Es sind also, außer mutmaßlich meinen, keine
kulturpolitischen Optionen von der kreativen Basis her bekannt. Wären noch a) das Kulturreferat
(Politik) und b) die Abteilung für Kultur und Marketing (Verwaltung), von der
kulturpolitische Zielsetzungen verfolgt werden. Sieht man auf der offiziellen Website von
Gleisdorf nach, wird deutlich, die umfassendste Schaltstelle in Sachen Kultur ist im Büro
von Gerwald Hierzi [link] eingerichtet:
Von den in Gleisdorf ansässigen Gruppen, die im
Kunstkontext tätig sind, läßt sich aus den letzten Jahren heraus klar sagen, daß sie
bei Inhaltsfragen ausschließlich dem eigenen Vorteil gewidmet sind. Kulturpolitische
Debatten zu den größeren Zusammenhängen, etwa der Kleinregion Gleisdorf oder
der Energieregion Weis-Gleisdorf, sind weder bekannt noch in Medien nachweisbar.
Vergangenen Samstag wurde in Gleisdorf ein Europatag
abgehalten. Die Zutaten: Volkstanz, Kulinarik, ein Hauch von Volkskultur. Und? Immerhin
haben wir 2017: 60 Jahre Römische Verträge, EWG: Europäische
WirtschaftsGemeinschaft; und noch einige andere interessante Bezugspunkte in der
Geschichte Europas; siehe: [link]
Stellen Sie sich vor, Leute aus der Kunst, der Wirtschaft
und dem Sozialbereich hätten Ressorucen der Stadt genutzt, um sich über mehrere
Verständigungsschritte gemeinsam zum Status quo Europas zu äußern, um dann bei so einer
Veranstaltung zu zeigen, daß man sich der größeren Zusammenhänge, in denen wir heute
durch Wirtschaftsglobalisierung und Info-Sphäre leben, bewußt ist. Fehlanzeige!
Während eines Spazierganges durfte ich gestern erneut das
Innere der vormaligen Gleisdorfer Poststation sehen. Ein wunderschönes Ensemble,
in wesentlichen Bereichen noch erhalten, einst eine bedeutende regionale Markierung in
Sachen Zukunftsfähigkeit. Dort hatte eine wesentliche Linie des Verkehrs und der
Kommunikation im Dorf, welches später zur Stadt wurde, einen Knotenpunkt. Dort führte
eine Verbindung zur Welt hindurch.
Heute sind wir nicht mehr auf den unbequemen Postwagen
angewiesen, um etwas von der Welt zu sehen, zu erfahren. Wieso zeigt sich dann nicht mehr
vom Interesse an der Welt im lokalen Kulturgeschehen? Apropos Welt! Die Kunstbiennale
in Venedig gilt weltweit als eine bedeutende Schau der Gegenwartskunst.
Dort wird Bosnien-Herzegowina heuer von Radenko Milak
vertreten. An den mögen sich hier manche erinnern, da wir vor ein paar Jahren mit dem
Themenkomplex 1814-1914-2014 befaßt waren. Milak ist bei unseren Kunstsymposien
2013 und 2014 unser Gast gewesen. Siehe dazu etwa "Beyond Memory" [link]
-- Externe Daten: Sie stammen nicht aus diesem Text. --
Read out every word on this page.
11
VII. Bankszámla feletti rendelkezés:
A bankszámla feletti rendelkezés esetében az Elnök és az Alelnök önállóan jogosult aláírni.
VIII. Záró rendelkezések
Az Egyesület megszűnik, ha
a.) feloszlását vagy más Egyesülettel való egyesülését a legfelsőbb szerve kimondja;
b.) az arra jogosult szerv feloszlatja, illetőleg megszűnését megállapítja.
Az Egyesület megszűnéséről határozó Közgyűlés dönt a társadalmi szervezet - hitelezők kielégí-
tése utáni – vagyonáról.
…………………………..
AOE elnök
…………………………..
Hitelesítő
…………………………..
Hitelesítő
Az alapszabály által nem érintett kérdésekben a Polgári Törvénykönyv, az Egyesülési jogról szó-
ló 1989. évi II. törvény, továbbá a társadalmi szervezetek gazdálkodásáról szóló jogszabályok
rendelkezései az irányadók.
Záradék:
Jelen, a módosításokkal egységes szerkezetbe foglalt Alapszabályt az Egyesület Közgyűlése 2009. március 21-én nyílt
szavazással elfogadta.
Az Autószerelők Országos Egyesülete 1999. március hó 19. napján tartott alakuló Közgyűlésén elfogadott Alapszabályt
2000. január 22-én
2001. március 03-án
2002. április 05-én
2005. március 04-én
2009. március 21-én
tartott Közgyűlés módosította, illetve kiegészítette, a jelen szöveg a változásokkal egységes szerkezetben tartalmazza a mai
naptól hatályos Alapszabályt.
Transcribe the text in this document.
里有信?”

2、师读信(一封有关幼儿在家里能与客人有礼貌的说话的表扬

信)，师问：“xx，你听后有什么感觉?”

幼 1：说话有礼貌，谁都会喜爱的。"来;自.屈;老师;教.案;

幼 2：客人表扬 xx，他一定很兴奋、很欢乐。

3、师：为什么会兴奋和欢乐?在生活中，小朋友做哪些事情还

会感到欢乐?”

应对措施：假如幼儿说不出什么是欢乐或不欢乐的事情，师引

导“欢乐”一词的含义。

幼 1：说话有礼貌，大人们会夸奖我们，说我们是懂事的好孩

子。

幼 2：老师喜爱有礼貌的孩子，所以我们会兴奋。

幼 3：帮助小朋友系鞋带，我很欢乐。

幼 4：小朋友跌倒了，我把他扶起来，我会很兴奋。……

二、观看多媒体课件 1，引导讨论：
Mirjana Peitler-Selakov und Radenko
Milak vor dem Rathaus
Ich wünschte, der Lauf der Dinge würde sich wieder mehr
in kulturellen Vorhaben zeigen, die über Selbstreferenz und Selbstrepräsentation
von regionalen Kunstschaffenden wesentlich hinausgehen; zumindest dort, wo Projekte aus
öffentlichen Geldern kofinanziert werden.
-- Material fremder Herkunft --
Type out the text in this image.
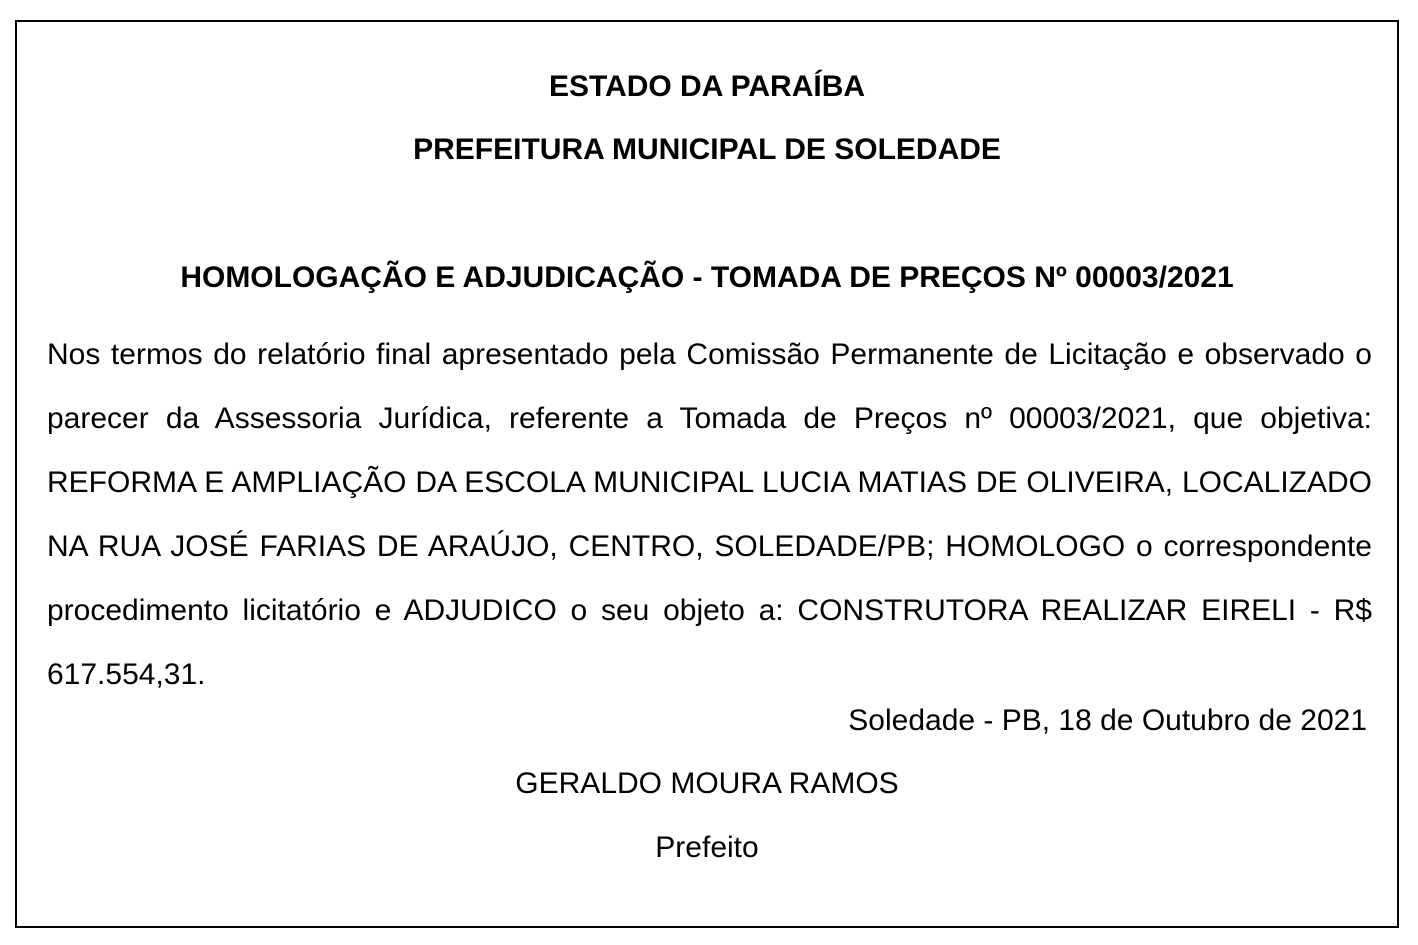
ESTADO DA PARAÍBA
PREFEITURA MUNICIPAL DE SOLEDADE
HOMOLOGAÇÃO E ADJUDICAÇÃO - TOMADA DE PREÇOS Nº 00003/2021

Nos termos do relatório final apresentado pela Comissão Permanente de Licitação e observado o parecer da Assessoria Jurídica, referente a Tomada de Preços nº 00003/2021, que objetiva: REFORMA E AMPLIAÇÃO DA ESCOLA MUNICIPAL LUCIA MATIAS DE OLIVEIRA, LOCALIZADO NA RUA JOSÉ FARIAS DE ARAÚJO, CENTRO, SOLEDADE/PB; HOMOLOGO o correspondente procedimento licitatório e ADJUDICO o seu objeto a: CONSTRUTORA REALIZAR EIRELI - R$ 617.554,31.

Soledade - PB, 18 de Outubro de 2021
GERALDO MOURA RAMOS
Prefeito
Ich wünschte, die Politik würde eigene Optionen klar
formulieren und zur Debatte stellen, auf daß in kulturpolitischen Diskursen zwischen
Politik, Verwaltung und Zivilgesellschaft ein paar Orientierungspunkte zum Einsatz
öffentlicher Gelder diskutiert werden können.
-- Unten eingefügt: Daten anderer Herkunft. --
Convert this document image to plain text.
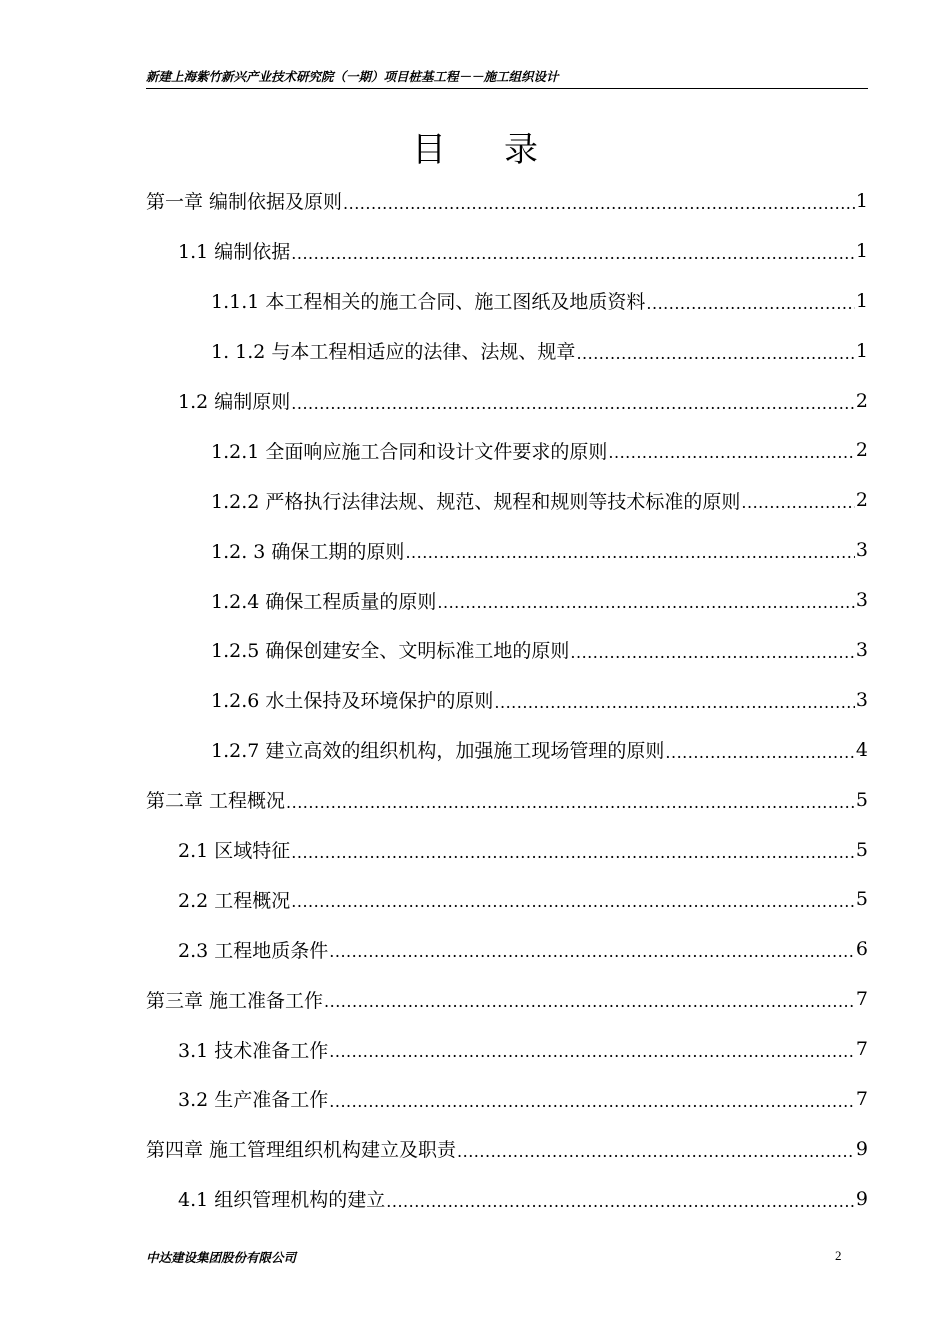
新建上海紫竹新兴产业技术研究院（一期）项目桩基工程－－施工组织设计
目 录
第一章 编制依据及原则 .....	1
1.1 编制依据 .....	1
1.1.1 本工程相关的施工合同、施工图纸及地质资料 .....	1
1. 1.2 与本工程相适应的法律、法规、规章 .....	1
1.2 编制原则 .....	2
1.2.1 全面响应施工合同和设计文件要求的原则 .....	2
1.2.2 严格执行法律法规、规范、规程和规则等技术标准的原则 .....	2
1.2. 3 确保工期的原则 .....	3
1.2.4 确保工程质量的原则 .....	3
1.2.5 确保创建安全、文明标准工地的原则 .....	3
1.2.6 水土保持及环境保护的原则 .....	3
1.2.7 建立高效的组织机构，加强施工现场管理的原则 .....	4
第二章 工程概况 .....	5
2.1 区域特征 .....	5
2.2 工程概况 .....	5
2.3 工程地质条件 .....	6
第三章 施工准备工作 .....	7
3.1 技术准备工作 .....	7
3.2 生产准备工作 .....	7
第四章 施工管理组织机构建立及职责 .....	9
4.1 组织管理机构的建立 .....	9
中达建设集团股份有限公司	2
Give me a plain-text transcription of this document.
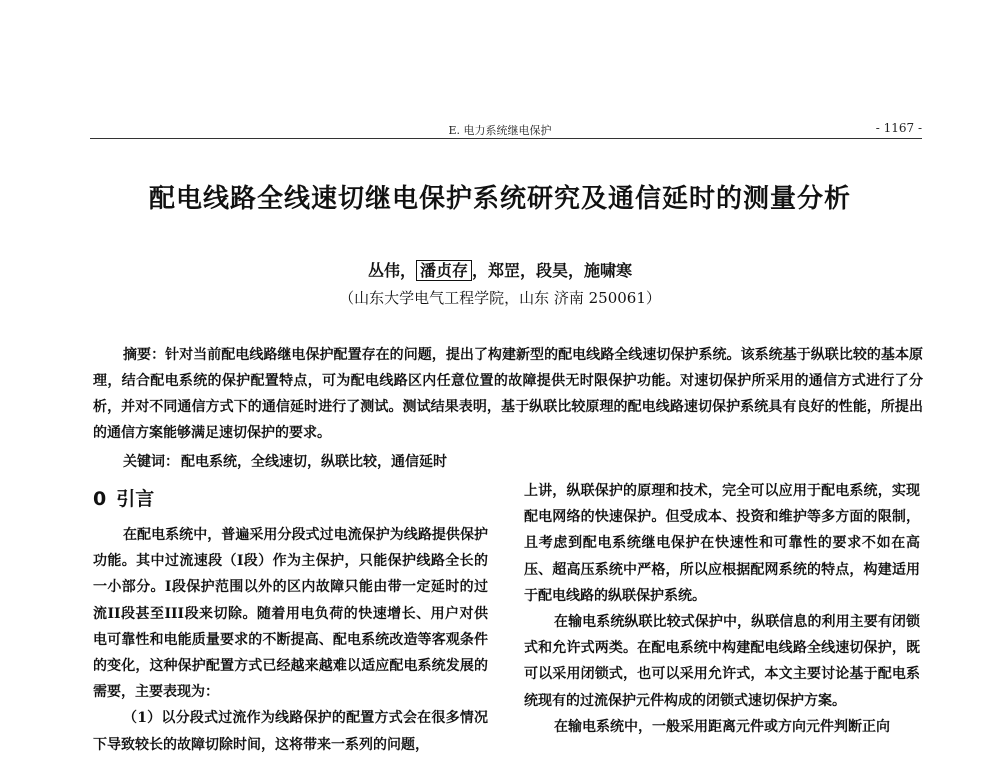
E. 电力系统继电保护	- 1167 -
配电线路全线速切继电保护系统研究及通信延时的测量分析
丛伟， 潘贞存 ，郑罡，段昊，施啸寒
（山东大学电气工程学院，山东 济南 250061）

摘要：针对当前配电线路继电保护配置存在的问题，提出了构建新型的配电线路全线速切保护系统。该系统基于纵联比较的基本原理，结合配电系统的保护配置特点，可为配电线路区内任意位置的故障提供无时限保护功能。对速切保护所采用的通信方式进行了分析，并对不同通信方式下的通信延时进行了测试。测试结果表明，基于纵联比较原理的配电线路速切保护系统具有良好的性能，所提出的通信方案能够满足速切保护的要求。

关键词： 配电系统，全线速切，纵联比较，通信延时
0 引言

在配电系统中，普遍采用分段式过电流保护为线路提供保护功能。其中过流速段（I段）作为主保护，只能保护线路全长的一小部分。I段保护范围以外的区内故障只能由带一定延时的过流II段甚至III段来切除。随着用电负荷的快速增长、用户对供电可靠性和电能质量要求的不断提高、配电系统改造等客观条件的变化，这种保护配置方式已经越来越难以适应配电系统发展的需要，主要表现为：

（1）以分段式过流作为线路保护的配置方式会在很多情况下导致较长的故障切除时间，这将带来一系列的问题，

上讲，纵联保护的原理和技术，完全可以应用于配电系统，实现配电网络的快速保护。但受成本、投资和维护等多方面的限制，且考虑到配电系统继电保护在快速性和可靠性的要求不如在高压、超高压系统中严格，所以应根据配网系统的特点，构建适用于配电线路的纵联保护系统。

在输电系统纵联比较式保护中，纵联信息的利用主要有闭锁式和允许式两类。在配电系统中构建配电线路全线速切保护，既可以采用闭锁式，也可以采用允许式，本文主要讨论基于配电系统现有的过流保护元件构成的闭锁式速切保护方案。

在输电系统中，一般采用距离元件或方向元件判断正向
Was anderes bedeutet denn Res publica, als daß
die "Öffentliche Angelegenheit" öffentlich verhandelt würde? Im
Falle einer regionalen Kulturpolitik ist es freilich etwas gruselig, wenn die regionalen
Kulturschaffenden solche Debatten fernblieben und sich damit begnügten, bei der Politik
bloß Auftritts- und Publikationsmöglichkeiten zu ordern.